El proyecto responde al problema de las jaurías de perros que deambulan libremente en un estado casi salvaje y ponen en riesgo la fauna nativa, la ganadería campesina y la salud humana. Con este proyecto se buscaba catalogar a esos perros asilvestrados como “especie exótica invasora” y posibilitar su control por parte del Servicio de Biodiversidad y Áreas Protegidas y el Servicio Agrícola Ganadero. Pero una abrumadora mayoría de los diputados votó en contra. ¿Qué ocurrió? Más allá del detalle del proyecto, el mensaje parece ser: la naturaleza no se toca, sean cuales sean sus efectos. O al menos hay que simularlo.

El problema de esa premisa queda en evidencia cuando, como en este caso, la naturaleza se enfrenta a la naturaleza: cuando son, por ejemplo, especies nativas como el huemul y el pudú las que se ven amenazadas por estas jaurías. Se trata de un caso análogo al que he escuchado relatar a campesinos chilotes, a quienes un gato huillín había matado veinte gallinas y veían impotentes que no se podía hacer nada. Ambos casos levantan preguntas similares: ¿Qué hacer con los conflictos que surgen al interior de la naturaleza misma? ¿Cuál es el papel de los humanos en esos casos? ¿Qué límites son legítimos y cuáles son, en cambio, arbitrarios? ¿Qué deberes tenemos respecto de otras especies animales?

Con independencia de lo que pueda haber de política partidista, el rechazo de este proyecto de ley pone de manifiesto los prejuicios contenidos en aquello que se suele llamar “animalismo”, la posición según la cual rara vez habría motivo para la caza o control de un animal.
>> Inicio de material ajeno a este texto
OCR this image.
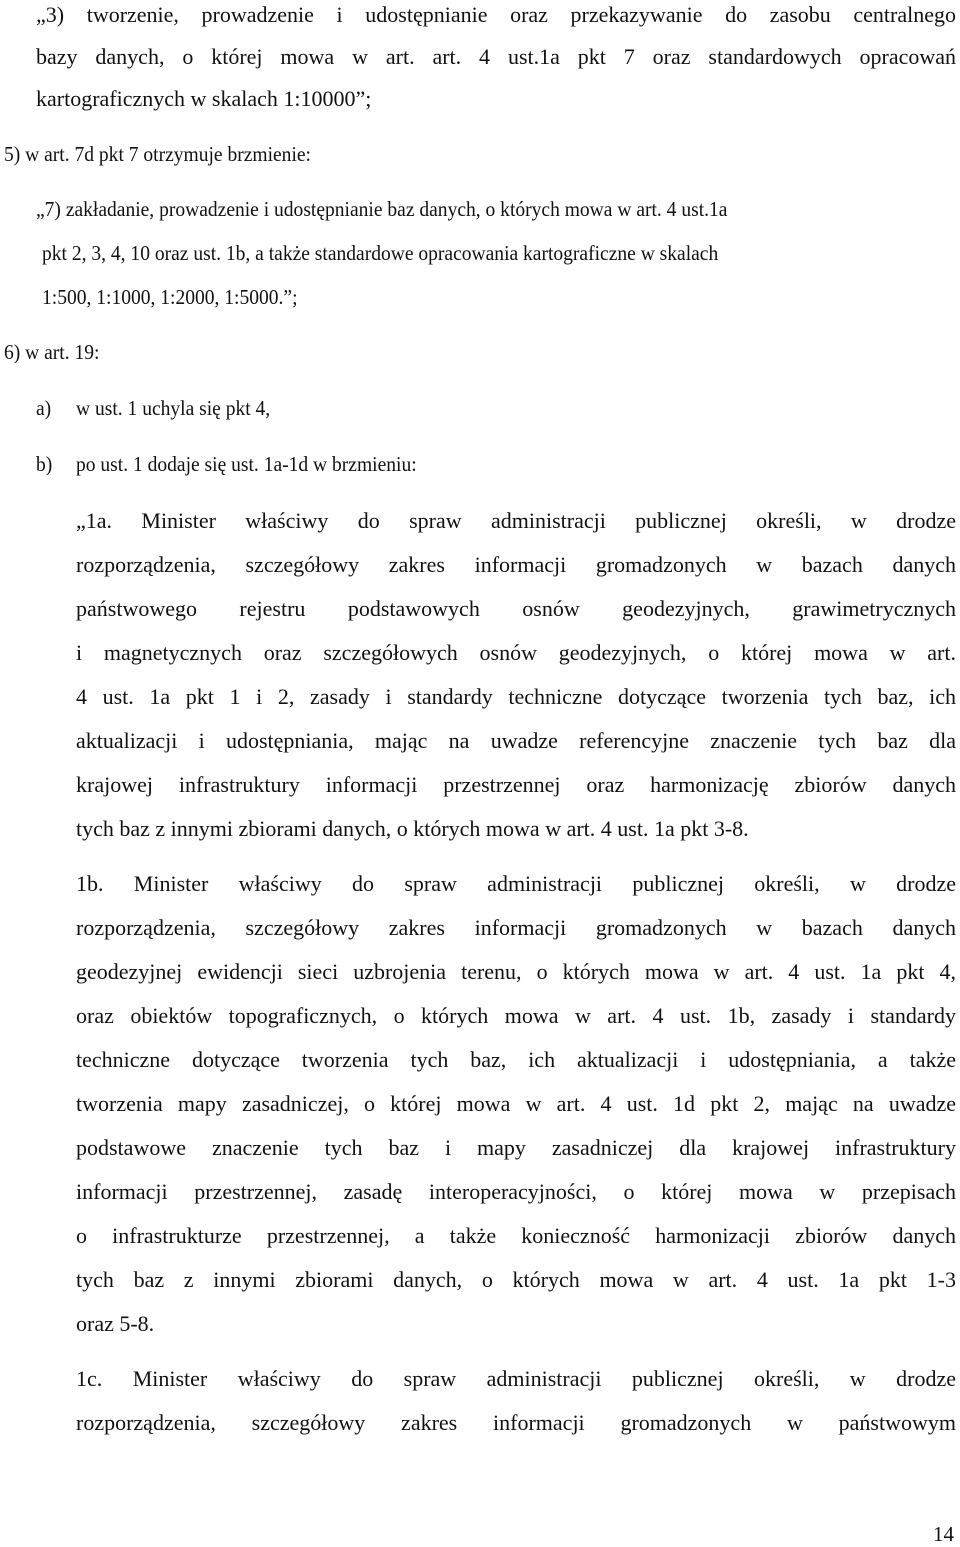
„3) tworzenie, prowadzenie i udostępnianie oraz przekazywanie do zasobu centralnego
bazy danych, o której mowa w art. art. 4 ust.1a pkt 7 oraz standardowych opracowań
kartograficznych w skalach 1:10000”;
5) w art. 7d pkt 7 otrzymuje brzmienie:
„7) zakładanie, prowadzenie i udostępnianie baz danych, o których mowa w art. 4 ust.1a
pkt 2, 3, 4, 10 oraz ust. 1b, a także standardowe opracowania kartograficzne w skalach
1:500, 1:1000, 1:2000, 1:5000.”;
6) w art. 19:
a) w ust. 1 uchyla się pkt 4,
b) po ust. 1 dodaje się ust. 1a-1d w brzmieniu:
„1a. Minister właściwy do spraw administracji publicznej określi, w drodze
rozporządzenia, szczegółowy zakres informacji gromadzonych w bazach danych
państwowego rejestru podstawowych osnów geodezyjnych, grawimetrycznych
i magnetycznych oraz szczegółowych osnów geodezyjnych, o której mowa w art.
4 ust. 1a pkt 1 i 2, zasady i standardy techniczne dotyczące tworzenia tych baz, ich
aktualizacji i udostępniania, mając na uwadze referencyjne znaczenie tych baz dla
krajowej infrastruktury informacji przestrzennej oraz harmonizację zbiorów danych
tych baz z innymi zbiorami danych, o których mowa w art. 4 ust. 1a pkt 3-8.
1b. Minister właściwy do spraw administracji publicznej określi, w drodze
rozporządzenia, szczegółowy zakres informacji gromadzonych w bazach danych
geodezyjnej ewidencji sieci uzbrojenia terenu, o których mowa w art. 4 ust. 1a pkt 4,
oraz obiektów topograficznych, o których mowa w art. 4 ust. 1b, zasady i standardy
techniczne dotyczące tworzenia tych baz, ich aktualizacji i udostępniania, a także
tworzenia mapy zasadniczej, o której mowa w art. 4 ust. 1d pkt 2, mając na uwadze
podstawowe znaczenie tych baz i mapy zasadniczej dla krajowej infrastruktury
informacji przestrzennej, zasadę interoperacyjności, o której mowa w przepisach
o infrastrukturze przestrzennej, a także konieczność harmonizacji zbiorów danych
tych baz z innymi zbiorami danych, o których mowa w art. 4 ust. 1a pkt 1-3
oraz 5-8.
1c. Minister właściwy do spraw administracji publicznej określi, w drodze
rozporządzenia, szczegółowy zakres informacji gromadzonych w państwowym
14
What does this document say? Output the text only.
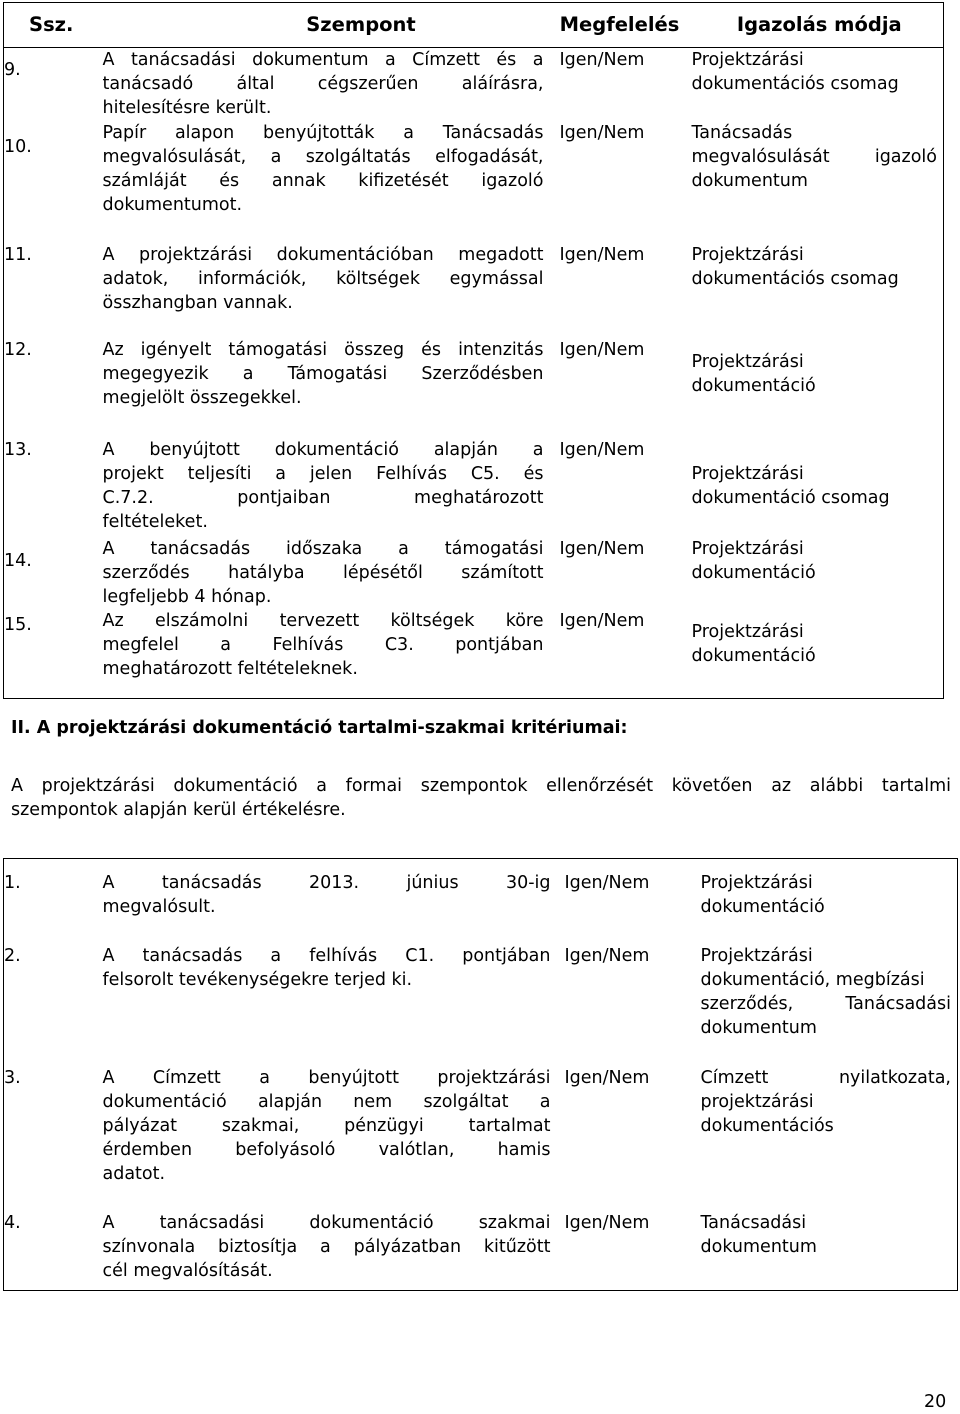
Ssz.	Szempont	Megfelelés	Igazolás módja
9.	A tanácsadási dokumentum a Címzett és a
tanácsadó által cégszerűen aláírásra,
hitelesítésre került.	Igen/Nem	Projektzárási
dokumentációs csomag

10.	Papír alapon benyújtották a Tanácsadás
megvalósulását, a szolgáltatás elfogadását,
számláját és annak kifizetését igazoló
dokumentumot.	Igen/Nem	Tanácsadás
megvalósulását igazoló
dokumentum

11.	A projektzárási dokumentációban megadott
adatok, információk, költségek egymással
összhangban vannak.	Igen/Nem	Projektzárási
dokumentációs csomag

12.	Az igényelt támogatási összeg és intenzitás
megegyezik a Támogatási Szerződésben
megjelölt összegekkel.	Igen/Nem	Projektzárási
dokumentáció

13.	A benyújtott dokumentáció alapján a
projekt teljesíti a jelen Felhívás C5. és
C.7.2. pontjaiban meghatározott
feltételeket.	Igen/Nem	Projektzárási
dokumentáció csomag

14.	A tanácsadás időszaka a támogatási
szerződés hatályba lépésétől számított
legfeljebb 4 hónap.	Igen/Nem	Projektzárási
dokumentáció

15.	Az elszámolni tervezett költségek köre
megfelel a Felhívás C3. pontjában
meghatározott feltételeknek.	Igen/Nem	Projektzárási
dokumentáció
II. A projektzárási dokumentáció tartalmi-szakmai kritériumai:
A projektzárási dokumentáció a formai szempontok ellenőrzését követően az alábbi tartalmi
szempontok alapján kerül értékelésre.
1.	A tanácsadás 2013. június 30-ig
megvalósult.	Igen/Nem	Projektzárási
dokumentáció

2.	A tanácsadás a felhívás C1. pontjában
felsorolt tevékenységekre terjed ki.	Igen/Nem	Projektzárási
dokumentáció, megbízási
szerződés, Tanácsadási
dokumentum

3.	A Címzett a benyújtott projektzárási
dokumentáció alapján nem szolgáltat a
pályázat szakmai, pénzügyi tartalmat
érdemben befolyásoló valótlan, hamis
adatot.	Igen/Nem	Címzett nyilatkozata,
projektzárási
dokumentációs

4.	A tanácsadási dokumentáció szakmai
színvonala biztosítja a pályázatban kitűzött
cél megvalósítását.	Igen/Nem	Tanácsadási
dokumentum
20
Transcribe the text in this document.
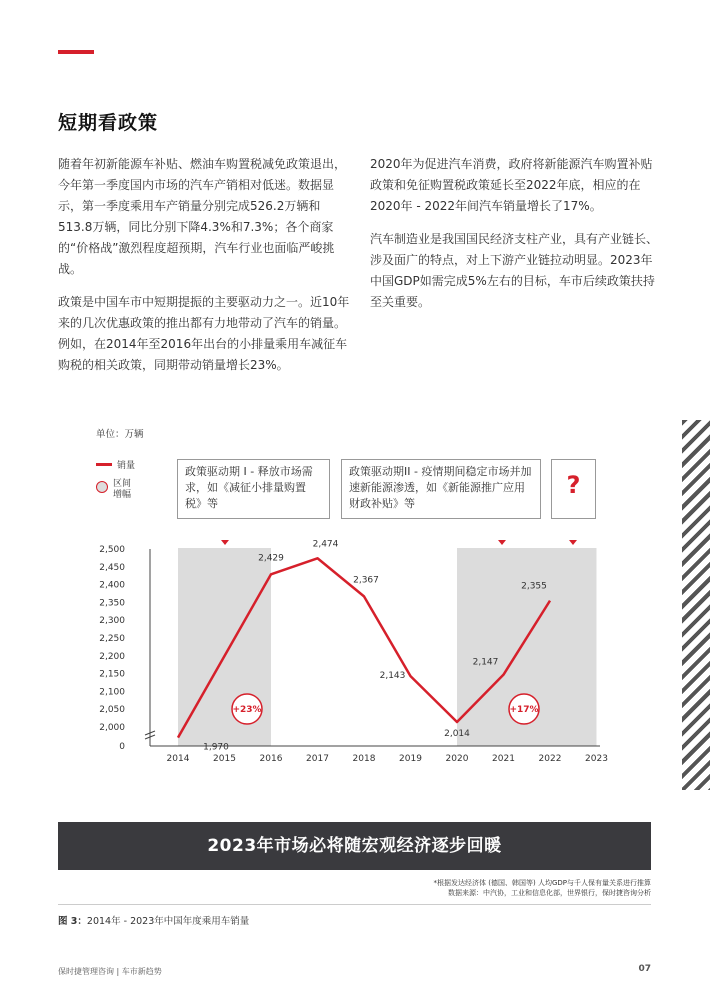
短期看政策

随着年初新能源车补贴、燃油车购置税减免政策退出，今年第一季度国内市场的汽车产销相对低迷。数据显示，第一季度乘用车产销量分别完成526.2万辆和513.8万辆，同比分别下降4.3%和7.3%；各个商家的“价格战”激烈程度超预期，汽车行业也面临严峻挑战。

政策是中国车市中短期提振的主要驱动力之一。近10年来的几次优惠政策的推出都有力地带动了汽车的销量。例如，在2014年至2016年出台的小排量乘用车减征车购税的相关政策，同期带动销量增长23%。

2020年为促进汽车消费，政府将新能源汽车购置补贴政策和免征购置税政策延长至2022年底，相应的在2020年 - 2022年间汽车销量增长了17%。

汽车制造业是我国国民经济支柱产业，具有产业链长、涉及面广的特点，对上下游产业链拉动明显。2023年中国GDP如需完成5%左右的目标，车市后续政策扶持至关重要。

单位：万辆
销量
区间
增幅
政策驱动期 I - 释放市场需求，如《减征小排量购置税》等
政策驱动期II - 疫情期间稳定市场并加速新能源渗透，如《新能源推广应用财政补贴》等
?
0
2,000
2,050
2,100
2,150
2,200
2,250
2,300
2,350
2,400
2,450
2,500
2014	2015	2016	2017	2018	2019	2020	2021	2022	2023
1,970
2,429
2,474
2,367
2,143
2,014
2,147
2,355
+23%	+17%
2023年市场必将随宏观经济逐步回暖
*根据发达经济体 (德国、韩国等) 人均GDP与千人保有量关系进行推算
数据来源：中汽协，工业和信息化部，世界银行，保时捷咨询分析
图 3：2014年 - 2023年中国年度乘用车销量
保时捷管理咨询 | 车市新趋势	07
Pero esta intocabilidad no se hace cargo de los conflictos reales: ¿qué hacer con el problema ecológico y social provocado por estos depredadores? ¿Podemos contentarnos con suspender la discusión pública sobre el tema y remitirlo a quienes lo padecen?

Lo que emerge en este y otros casos -por ejemplo, algunos vinculados a proyectos de inversión con impacto ambiental- es una visión ecológica que paraliza, que rigidiza el discurso, que sólo admite cursos de acción unívocos. Desde esa perspectiva, se tiende a considerar la práctica ecológica como una lista cerrada de cosas por hacer o dejar de hacer  que, a la larga, impide pensar y actuar frente a los desafíos reales que están a la vista. Al absolutizar ciertas formas de protección, se olvida la interconexión de unas especies con otras, la interdependencia que exige calibrar distintos bienes. Cuidar se vuelve simplemente no tocar, aunque los efectos de esa abstención sean nefastos para otras formas de vida.

Pero la política se trata precisamente de calibrar, de ponderar una pluralidad de bienes, de incluir en una conversación común la posición de todos los que participan del juego. Bruno Latour observa que ciertas corrientes ecologistas neutralizan la política, clausuran la deliberación sobre determinados temas. La expectativa de conservación purista de toda biodiversidad -la total sacralización de “lo silvestre”- bloquea la conversación común e impide hacer frente eficazmente a cuestiones muy reales.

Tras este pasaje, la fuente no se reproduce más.